War Memoir of Robert Ellwood

Ellwood: On one occasion, before the big push north into Palestine it was, when everything had to be hush-hush and we had to treat the natives or the desert Arabs or the Bedouins, or whatever you like to call them, with kid gloves so that they wouldn’t transfer any information to the enemy and all this sort of business, and the division, the unit was camped, not our unit, but I’m not mentioning any names but its interesting, it was camped alongside a village where the Arab, who wasn’t altogether antagonistic to us but he was a thief, very keen on getting possession of our rifles and ammunition, anything like that, it would put him a step above his brother, with the result that they used to sneak into the camp of a night time through the lines – with a big camp you couldn’t have it completely surrounded with a circle of sentries – and if he found, if he was undetected and found people sleeping he’s just sneak up and take their rifle and sneak off with it, you see.

And if you happened to wake up, you were unfortunate enough to wake up while he’s doing it, the next thing you knew he’s have a knife in you. So this went on for quite a while despite orders that we were to treat them with kid gloves, the Bedouin or the native Arab or the desert Arab and they got rather disturbed about it, particularly the New Zealanders. Anyhow to cut a long story short, we complained to headquarters about it and word came back that they had to be treated with respect and all this sort of business on account of the delicate position and the people took it, some of us took in our own hands at the finish, to teach the Arab a lesson. They got together and went through the village one night and chastised those who they found owning rifles belonging to, you know, our people, with the result that the results didn’t please Allenby, it got to his headquarters.

He lined the whole of the division up, the Anzac division, and they were a division that had to be respected, I mean, they’d been through Gallipoli and they’d done, they’d fought as you can see quite a lot of fights. He lined them up, they were a well disciplined crowd and a good crowd and as I say he was one of those fellows that he always galloped everywhere and bullied his way into everything. This was what made him unpopular – and he galloped into the middle of the square and before his staff had put up their horses, he started on us, and he started to abuse us and tell us what a lot of this and that and all the rest of its we were on account of the way we had behaved. Well, the sound, and if you can imagine millions of hives of angry bees, the hum, that come from it, anyhow he read the message an he simply turned on his heel, he thrashed his horse around and jabbed his spurs in, scattered his staff and the last we saw of him was going over a sand hill with his staff and the sequel to it all was this, that this emphasising his lack of popularity, not his ability.

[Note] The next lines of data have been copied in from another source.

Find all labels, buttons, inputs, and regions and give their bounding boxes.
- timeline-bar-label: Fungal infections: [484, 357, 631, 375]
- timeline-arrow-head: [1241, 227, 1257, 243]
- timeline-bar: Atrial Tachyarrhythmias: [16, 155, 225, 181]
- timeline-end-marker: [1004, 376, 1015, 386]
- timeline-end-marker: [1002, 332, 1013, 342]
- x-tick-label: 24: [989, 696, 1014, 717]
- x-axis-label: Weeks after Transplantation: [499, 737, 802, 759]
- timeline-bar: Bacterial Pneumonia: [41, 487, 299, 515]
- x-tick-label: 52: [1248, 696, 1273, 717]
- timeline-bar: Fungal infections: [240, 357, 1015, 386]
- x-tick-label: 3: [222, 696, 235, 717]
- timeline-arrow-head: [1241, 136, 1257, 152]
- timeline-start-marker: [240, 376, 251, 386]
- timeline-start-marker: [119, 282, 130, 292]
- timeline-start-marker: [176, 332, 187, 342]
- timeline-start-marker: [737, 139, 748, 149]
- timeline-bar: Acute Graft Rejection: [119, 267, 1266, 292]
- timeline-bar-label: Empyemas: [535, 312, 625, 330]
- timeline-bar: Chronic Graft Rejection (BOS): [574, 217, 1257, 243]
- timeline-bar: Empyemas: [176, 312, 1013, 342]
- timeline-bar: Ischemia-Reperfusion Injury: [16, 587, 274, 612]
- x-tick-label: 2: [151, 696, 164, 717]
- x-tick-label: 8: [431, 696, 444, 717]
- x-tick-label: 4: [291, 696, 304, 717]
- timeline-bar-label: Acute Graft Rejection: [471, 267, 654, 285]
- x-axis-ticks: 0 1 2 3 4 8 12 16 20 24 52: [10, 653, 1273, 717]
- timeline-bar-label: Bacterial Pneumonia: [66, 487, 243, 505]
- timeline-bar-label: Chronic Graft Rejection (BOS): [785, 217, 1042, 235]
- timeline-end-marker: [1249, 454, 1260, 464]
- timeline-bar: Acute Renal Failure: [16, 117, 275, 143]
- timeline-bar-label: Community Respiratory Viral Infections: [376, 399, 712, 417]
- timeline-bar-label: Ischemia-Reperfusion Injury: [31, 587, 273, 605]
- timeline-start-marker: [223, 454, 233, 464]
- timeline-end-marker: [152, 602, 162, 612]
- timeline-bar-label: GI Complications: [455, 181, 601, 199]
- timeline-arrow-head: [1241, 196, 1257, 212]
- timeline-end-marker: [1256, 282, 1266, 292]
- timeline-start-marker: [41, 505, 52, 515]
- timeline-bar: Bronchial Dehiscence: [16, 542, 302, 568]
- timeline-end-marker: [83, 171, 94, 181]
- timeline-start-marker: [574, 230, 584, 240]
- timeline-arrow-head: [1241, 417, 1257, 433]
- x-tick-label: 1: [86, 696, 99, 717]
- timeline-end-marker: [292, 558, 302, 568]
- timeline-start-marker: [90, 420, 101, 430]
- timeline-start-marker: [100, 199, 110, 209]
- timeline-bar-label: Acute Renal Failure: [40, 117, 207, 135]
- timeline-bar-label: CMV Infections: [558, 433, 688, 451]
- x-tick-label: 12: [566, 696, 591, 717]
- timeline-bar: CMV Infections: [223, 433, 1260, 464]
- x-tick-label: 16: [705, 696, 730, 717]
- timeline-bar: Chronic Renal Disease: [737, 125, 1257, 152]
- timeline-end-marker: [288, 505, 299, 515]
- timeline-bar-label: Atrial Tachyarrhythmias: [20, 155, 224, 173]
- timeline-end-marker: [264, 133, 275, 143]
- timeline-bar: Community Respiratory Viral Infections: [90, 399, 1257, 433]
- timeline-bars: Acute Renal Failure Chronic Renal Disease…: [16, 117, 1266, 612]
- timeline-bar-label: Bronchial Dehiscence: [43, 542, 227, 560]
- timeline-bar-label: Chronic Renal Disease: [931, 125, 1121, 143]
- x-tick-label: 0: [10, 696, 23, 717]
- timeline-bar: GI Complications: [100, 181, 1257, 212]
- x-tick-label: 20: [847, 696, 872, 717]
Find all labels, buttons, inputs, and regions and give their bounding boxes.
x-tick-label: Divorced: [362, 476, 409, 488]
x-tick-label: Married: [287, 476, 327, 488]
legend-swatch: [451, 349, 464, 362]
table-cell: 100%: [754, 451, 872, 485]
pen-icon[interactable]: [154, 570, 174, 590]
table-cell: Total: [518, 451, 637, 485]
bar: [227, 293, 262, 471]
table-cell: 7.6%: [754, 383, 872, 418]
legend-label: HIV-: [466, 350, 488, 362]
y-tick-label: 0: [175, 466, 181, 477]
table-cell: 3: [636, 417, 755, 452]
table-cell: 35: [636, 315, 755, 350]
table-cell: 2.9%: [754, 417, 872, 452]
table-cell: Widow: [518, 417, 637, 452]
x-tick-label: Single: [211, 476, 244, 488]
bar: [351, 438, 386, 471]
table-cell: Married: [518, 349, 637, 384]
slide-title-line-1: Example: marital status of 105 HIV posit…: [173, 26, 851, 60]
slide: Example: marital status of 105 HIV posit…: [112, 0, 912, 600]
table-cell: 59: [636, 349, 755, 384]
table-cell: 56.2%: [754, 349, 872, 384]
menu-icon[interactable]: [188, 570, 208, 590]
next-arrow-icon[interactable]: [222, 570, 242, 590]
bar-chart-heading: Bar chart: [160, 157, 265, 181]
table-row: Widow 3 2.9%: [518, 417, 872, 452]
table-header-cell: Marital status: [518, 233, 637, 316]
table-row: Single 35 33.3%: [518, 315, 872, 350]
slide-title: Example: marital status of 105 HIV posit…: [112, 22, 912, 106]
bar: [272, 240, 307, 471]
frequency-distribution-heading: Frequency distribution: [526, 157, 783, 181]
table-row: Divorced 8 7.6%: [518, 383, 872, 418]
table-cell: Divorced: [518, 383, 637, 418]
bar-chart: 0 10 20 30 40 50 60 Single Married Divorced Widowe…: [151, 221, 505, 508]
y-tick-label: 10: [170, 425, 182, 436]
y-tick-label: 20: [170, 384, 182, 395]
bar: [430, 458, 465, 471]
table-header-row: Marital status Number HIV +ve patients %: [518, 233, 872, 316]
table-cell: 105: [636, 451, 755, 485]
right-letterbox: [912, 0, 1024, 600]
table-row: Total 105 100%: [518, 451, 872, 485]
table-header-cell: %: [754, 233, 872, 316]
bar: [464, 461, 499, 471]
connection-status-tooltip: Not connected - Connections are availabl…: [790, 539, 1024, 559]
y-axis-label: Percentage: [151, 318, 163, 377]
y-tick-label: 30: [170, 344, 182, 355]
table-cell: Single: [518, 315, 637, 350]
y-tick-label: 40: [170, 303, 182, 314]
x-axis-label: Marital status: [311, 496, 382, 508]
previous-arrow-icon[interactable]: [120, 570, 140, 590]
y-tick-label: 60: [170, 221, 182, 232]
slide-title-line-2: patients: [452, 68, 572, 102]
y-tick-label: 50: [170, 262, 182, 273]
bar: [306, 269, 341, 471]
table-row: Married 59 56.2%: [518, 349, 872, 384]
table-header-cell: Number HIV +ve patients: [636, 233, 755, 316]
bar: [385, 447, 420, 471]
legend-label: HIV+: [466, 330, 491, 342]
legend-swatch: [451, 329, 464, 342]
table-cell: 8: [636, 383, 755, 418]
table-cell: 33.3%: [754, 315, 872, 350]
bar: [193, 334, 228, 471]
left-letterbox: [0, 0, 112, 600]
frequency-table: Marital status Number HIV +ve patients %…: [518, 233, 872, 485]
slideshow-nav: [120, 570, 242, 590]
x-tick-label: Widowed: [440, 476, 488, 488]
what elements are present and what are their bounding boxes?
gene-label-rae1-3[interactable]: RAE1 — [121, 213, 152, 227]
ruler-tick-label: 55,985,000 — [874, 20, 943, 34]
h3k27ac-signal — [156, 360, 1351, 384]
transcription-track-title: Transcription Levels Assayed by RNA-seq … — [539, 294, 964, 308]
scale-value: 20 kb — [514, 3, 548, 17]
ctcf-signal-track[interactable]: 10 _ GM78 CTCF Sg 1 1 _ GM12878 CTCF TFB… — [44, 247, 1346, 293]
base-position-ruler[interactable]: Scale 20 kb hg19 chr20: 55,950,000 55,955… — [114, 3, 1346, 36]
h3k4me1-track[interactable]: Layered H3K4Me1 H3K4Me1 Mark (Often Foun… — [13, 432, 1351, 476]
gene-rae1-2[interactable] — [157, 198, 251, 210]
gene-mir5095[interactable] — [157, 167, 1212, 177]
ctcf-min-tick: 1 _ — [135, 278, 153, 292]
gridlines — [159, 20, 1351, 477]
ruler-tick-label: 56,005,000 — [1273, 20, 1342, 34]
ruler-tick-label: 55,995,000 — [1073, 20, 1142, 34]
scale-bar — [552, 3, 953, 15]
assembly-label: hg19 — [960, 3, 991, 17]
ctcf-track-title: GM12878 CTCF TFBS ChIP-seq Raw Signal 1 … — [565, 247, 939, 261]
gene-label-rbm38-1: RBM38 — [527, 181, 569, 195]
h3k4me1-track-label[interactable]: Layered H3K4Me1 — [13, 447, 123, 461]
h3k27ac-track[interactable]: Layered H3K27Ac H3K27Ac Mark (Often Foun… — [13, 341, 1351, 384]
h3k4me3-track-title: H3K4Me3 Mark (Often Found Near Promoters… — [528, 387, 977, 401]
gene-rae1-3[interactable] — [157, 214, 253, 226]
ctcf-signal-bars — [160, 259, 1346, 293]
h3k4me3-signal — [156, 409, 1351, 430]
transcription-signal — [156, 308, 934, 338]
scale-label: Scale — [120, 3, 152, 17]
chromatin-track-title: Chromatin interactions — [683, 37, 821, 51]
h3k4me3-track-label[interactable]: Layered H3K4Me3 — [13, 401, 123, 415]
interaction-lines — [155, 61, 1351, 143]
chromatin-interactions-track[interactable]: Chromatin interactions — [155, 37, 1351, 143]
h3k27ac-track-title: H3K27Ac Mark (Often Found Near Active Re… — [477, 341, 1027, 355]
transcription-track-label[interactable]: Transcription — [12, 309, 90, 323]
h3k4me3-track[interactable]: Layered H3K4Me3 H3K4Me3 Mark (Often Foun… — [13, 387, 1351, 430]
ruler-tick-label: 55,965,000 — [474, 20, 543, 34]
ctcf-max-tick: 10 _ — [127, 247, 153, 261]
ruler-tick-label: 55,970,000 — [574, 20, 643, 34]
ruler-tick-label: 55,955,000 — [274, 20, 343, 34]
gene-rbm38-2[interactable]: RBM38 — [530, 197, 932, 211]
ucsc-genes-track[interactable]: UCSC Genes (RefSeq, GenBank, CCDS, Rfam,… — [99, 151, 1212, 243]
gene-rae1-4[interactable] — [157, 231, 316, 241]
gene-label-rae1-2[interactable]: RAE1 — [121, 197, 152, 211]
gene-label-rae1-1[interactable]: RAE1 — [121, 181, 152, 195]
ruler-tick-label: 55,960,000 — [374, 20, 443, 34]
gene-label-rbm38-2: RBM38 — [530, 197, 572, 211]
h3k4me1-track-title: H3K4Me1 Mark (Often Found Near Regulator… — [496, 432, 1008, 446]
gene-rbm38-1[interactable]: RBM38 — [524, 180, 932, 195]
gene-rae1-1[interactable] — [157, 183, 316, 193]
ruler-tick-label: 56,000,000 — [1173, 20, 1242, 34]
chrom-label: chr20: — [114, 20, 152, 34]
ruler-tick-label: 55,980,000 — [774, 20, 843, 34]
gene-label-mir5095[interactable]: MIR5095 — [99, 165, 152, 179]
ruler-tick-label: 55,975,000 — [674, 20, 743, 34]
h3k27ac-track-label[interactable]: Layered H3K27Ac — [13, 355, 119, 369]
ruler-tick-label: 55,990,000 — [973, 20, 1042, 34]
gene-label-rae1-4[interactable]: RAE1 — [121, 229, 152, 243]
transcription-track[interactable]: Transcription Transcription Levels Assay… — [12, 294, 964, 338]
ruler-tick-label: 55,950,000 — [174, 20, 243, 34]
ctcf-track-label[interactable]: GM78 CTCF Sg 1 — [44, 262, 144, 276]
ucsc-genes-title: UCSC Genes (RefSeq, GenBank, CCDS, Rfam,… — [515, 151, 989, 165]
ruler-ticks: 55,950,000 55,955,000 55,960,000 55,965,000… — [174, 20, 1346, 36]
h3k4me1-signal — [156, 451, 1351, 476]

After the war he came out to Australia with a fanfare of trumpets expecting the red carpet and banquets and all the rest of it and within a week he sneaked away quietly back to England again finding out that the Australian Light horsemen had a long memory. That was Allenby. But nobody could say a word about his ability as a soldier. He cleaned up the show, there’s no doubt about that. But as for being popular with the forces, they respected him very very much but his popularity was very low.